If it isn’t broke, don’t fix it, as they say. Which is why if you’re Bryan Cranston, fresh from graduating off the back of a TV show that most of the English-speaking world considers the best ever made, it makes sense to stick with what you know. Which is why we find Cranston dealing with temptation and loyalty while dealing with the ruthless drug trade in America. Only this time around, instead of being a mild-mannered teacher with a thirsty ambition, he’s a stoic and ballsy customs officer who cottons on to the concept of following the money. The money lining the pockets of none other than Pablo Escobar and the infamous Medellín drug cartel.
Having already establishing Robert Mazur as an undercover type willing to go the extra mile, provided that mile is above board, to get his man in the opening scene, this agent leaves his wife and kids behind to build a fast-living new identity as Bob Musella. Sporting shiny pin-striped suits, crocodile-skin cowboy boots, and talking faster than someone who’s just done a line of the white powder acting as a new currency in Florida, Musella works deep to worm his way into at first the business of the drug lords and then into their hearts. What better way to throw someone under the bus than become their bus-driving friend?
Set in the neon-lit Florida of the mid 1980s, director Brad Furman (working off of an autobiography his mother adapted for screen) paints Miami is a sheen of conscious consumerist misery, creating a dirty and seedy world where huge houses, sharp suits, and beautiful women go hand in hand with corrupt bankers, homoerotic homicidal maniacs, drive-by shootings and dodgy equipment nearly exposing the undercover agents while they’re in the thick of it. A stand-out scene, featuring fellow agent John Leguizamo dealing with a none-too-pleased snitch is a simple and understated example of good direction and brilliantly understated performance, with desperation and grit etched across the underused actor’s face.

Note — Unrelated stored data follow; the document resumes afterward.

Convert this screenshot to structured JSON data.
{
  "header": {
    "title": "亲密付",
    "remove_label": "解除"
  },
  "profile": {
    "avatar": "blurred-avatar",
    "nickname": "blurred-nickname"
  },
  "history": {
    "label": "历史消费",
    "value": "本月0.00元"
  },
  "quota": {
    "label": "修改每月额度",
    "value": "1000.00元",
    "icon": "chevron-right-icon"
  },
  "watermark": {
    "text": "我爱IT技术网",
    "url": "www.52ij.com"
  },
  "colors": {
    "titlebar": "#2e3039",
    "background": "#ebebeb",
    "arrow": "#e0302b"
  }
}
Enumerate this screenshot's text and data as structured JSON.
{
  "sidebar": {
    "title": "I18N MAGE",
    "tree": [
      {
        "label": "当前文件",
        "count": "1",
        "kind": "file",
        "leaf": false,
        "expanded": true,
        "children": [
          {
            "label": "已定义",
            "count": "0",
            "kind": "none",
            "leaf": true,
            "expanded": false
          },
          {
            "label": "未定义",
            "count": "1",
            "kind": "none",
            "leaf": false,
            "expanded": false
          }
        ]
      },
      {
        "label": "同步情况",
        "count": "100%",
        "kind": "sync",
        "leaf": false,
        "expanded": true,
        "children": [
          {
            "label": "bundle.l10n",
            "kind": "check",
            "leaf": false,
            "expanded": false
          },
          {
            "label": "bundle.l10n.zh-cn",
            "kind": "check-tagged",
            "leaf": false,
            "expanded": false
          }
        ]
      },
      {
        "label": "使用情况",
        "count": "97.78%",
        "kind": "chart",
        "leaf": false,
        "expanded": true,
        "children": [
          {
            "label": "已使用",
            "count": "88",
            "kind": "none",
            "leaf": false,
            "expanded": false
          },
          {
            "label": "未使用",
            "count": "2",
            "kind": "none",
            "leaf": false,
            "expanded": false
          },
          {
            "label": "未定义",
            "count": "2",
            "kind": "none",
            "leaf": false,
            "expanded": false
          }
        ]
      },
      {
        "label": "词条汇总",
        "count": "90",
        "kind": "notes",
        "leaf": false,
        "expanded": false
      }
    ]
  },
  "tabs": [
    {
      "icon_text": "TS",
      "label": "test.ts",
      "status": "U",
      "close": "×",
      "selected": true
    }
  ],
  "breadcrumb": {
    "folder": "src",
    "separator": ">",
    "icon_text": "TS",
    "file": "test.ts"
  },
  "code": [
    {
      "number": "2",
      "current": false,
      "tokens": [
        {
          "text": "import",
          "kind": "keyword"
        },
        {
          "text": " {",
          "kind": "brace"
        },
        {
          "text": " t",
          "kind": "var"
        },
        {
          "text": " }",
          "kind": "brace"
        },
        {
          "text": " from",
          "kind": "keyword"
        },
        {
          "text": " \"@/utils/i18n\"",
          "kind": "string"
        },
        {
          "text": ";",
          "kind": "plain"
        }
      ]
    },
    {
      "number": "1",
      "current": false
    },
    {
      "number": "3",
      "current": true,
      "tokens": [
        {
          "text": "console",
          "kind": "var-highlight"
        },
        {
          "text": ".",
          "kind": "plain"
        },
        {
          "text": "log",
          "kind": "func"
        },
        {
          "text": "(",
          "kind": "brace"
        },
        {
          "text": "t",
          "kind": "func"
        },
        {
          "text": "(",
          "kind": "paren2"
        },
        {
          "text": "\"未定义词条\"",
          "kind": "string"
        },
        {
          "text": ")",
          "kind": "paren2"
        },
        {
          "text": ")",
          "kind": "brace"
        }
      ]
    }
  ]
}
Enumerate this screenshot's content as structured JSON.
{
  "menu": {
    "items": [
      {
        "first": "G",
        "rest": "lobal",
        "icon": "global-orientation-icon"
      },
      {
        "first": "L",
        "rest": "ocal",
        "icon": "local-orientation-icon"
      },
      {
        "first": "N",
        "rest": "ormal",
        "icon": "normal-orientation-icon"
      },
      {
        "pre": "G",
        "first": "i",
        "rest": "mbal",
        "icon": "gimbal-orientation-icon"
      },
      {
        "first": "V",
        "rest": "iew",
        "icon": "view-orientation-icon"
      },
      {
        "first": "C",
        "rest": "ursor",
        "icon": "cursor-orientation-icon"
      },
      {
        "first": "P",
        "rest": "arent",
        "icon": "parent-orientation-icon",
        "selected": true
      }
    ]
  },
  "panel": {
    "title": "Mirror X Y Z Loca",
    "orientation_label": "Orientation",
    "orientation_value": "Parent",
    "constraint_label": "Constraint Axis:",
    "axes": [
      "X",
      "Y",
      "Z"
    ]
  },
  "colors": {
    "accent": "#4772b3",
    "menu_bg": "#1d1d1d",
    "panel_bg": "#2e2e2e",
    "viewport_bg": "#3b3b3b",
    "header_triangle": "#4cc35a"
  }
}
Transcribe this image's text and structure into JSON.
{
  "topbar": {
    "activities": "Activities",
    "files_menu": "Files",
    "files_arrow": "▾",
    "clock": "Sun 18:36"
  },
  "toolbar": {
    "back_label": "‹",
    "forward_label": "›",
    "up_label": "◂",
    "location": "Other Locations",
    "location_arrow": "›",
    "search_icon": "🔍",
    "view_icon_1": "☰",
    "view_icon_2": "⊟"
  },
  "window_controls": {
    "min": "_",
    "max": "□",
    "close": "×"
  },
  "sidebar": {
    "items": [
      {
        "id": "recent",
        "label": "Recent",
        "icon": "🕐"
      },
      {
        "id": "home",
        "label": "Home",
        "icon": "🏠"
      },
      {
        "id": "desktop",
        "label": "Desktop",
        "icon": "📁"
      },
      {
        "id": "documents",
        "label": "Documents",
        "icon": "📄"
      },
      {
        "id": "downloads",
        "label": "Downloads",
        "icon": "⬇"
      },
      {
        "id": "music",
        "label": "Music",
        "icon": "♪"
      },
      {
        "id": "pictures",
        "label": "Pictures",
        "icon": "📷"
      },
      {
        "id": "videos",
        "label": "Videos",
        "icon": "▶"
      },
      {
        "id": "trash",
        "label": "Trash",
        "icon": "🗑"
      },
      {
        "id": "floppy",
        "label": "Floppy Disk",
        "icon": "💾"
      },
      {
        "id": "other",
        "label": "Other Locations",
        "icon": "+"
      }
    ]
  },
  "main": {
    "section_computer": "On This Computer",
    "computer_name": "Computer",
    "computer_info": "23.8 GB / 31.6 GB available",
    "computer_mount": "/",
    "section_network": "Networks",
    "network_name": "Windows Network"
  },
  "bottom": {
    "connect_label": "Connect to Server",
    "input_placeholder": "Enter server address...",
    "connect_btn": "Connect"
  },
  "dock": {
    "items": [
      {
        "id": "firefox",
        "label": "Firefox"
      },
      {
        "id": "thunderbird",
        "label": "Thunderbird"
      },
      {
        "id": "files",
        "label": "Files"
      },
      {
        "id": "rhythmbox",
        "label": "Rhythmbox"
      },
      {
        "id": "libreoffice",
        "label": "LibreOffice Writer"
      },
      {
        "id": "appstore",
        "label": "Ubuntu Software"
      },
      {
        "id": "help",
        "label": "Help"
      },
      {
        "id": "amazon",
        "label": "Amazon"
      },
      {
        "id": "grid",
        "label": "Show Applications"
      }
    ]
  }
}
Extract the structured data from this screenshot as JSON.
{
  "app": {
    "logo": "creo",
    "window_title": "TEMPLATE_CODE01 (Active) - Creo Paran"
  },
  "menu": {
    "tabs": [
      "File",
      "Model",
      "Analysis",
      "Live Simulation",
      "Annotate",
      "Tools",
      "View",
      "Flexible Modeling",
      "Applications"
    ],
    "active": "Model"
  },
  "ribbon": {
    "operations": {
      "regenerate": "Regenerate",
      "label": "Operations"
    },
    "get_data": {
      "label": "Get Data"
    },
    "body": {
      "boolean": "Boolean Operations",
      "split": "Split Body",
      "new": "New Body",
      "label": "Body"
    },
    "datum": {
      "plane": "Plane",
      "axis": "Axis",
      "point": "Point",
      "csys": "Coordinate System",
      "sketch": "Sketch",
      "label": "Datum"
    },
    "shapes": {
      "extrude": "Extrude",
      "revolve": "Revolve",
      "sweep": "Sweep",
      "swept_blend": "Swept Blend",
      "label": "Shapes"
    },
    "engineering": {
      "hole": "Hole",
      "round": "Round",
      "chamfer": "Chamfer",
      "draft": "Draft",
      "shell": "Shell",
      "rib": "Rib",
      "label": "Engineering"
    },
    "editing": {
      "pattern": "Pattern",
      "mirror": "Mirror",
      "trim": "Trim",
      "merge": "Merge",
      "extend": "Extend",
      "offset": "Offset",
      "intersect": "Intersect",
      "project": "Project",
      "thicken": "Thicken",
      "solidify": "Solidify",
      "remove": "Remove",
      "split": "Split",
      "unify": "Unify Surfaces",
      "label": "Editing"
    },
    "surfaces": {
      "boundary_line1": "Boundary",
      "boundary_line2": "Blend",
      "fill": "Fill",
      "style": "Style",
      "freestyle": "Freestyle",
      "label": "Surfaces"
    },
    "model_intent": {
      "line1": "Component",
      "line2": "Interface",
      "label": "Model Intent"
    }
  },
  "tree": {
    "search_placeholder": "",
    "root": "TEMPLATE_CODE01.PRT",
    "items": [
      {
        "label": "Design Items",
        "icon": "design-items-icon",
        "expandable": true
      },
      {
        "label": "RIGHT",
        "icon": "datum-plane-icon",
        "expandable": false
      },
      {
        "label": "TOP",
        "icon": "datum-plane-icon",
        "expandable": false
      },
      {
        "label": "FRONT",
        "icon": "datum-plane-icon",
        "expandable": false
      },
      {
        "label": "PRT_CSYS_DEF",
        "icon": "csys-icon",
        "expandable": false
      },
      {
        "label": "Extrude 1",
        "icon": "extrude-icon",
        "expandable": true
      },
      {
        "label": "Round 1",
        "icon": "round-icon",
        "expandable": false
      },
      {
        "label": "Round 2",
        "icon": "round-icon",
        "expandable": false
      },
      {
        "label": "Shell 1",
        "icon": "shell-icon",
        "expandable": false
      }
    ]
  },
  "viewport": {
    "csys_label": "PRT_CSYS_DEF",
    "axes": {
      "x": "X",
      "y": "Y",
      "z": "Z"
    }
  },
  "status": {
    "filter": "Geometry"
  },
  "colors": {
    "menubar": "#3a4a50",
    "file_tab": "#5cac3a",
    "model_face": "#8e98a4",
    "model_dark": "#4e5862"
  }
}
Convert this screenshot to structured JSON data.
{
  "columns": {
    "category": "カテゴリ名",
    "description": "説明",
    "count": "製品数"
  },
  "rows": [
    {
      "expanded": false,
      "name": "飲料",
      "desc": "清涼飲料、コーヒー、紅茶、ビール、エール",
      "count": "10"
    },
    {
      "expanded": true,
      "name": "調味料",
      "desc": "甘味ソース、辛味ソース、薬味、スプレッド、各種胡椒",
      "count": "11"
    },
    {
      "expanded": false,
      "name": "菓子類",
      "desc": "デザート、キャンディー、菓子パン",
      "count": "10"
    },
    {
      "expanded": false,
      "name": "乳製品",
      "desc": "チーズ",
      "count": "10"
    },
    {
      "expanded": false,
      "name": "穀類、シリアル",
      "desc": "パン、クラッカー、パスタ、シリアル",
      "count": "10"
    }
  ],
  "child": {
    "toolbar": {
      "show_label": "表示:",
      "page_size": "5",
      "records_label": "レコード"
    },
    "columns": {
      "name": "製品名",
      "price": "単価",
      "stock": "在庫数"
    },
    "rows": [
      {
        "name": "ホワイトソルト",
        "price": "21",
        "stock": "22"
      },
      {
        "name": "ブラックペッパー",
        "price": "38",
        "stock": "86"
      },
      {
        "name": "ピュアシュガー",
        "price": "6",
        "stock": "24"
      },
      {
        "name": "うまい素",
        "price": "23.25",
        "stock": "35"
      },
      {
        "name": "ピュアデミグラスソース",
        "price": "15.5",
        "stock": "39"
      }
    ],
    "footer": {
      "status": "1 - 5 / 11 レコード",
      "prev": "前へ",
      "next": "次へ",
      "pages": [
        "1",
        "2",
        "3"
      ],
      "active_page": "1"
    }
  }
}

And yet, there’s not much more to marvel in the film. The performances, led by Cranston and Diane Kruger – reminding us that Inglorious Basterds was not her pony’s singular trick – are magnetic and thrilling, with the pair forced into pretending to be in love and enjoying their new lifestyle a little too much. Olympia Dukakis, who has two rather inconsequential scenes that you’d wonder did she put up the money for the production budget, chews up her brief time on screen in what is a very welcome cameo that brings some comic relief. But we’ve seen all this undercover stuff a million times before. Particularly when it comes to his drip of a wife who gets nothing to do but grow increasingly annoyed. As Ev, Juliet Aubrey makes the most of nothing, in a role so dull it might as well have been written out of the script.
Certainly, this is Cranston’s finest work on the big screen so far, getting even more to work with than he did in his Oscar-nominated work on Trumbo. But the film also suffers by constantly trying to stay one step ahead of the audience, leading to bizarre sequences that feel like they were edited into the film in a haphazard order and which, while ostensibly meant to ratchet up the tension, make very little sense instead. Take, for instance, Musella’s introduction to one branch of Escobar’s business through a deadly game of jungle voodoo. It’s a scene that comes out of nowhere, kicking and screaming and firing guns, and then disappears back into the foliage.
Verdict: ★★★☆☆ Frequently tense, but unsure of the emotional message it wants to convey, you’ve seen stories like this before, and done better. But Cranston and co make the most of what they’ve got.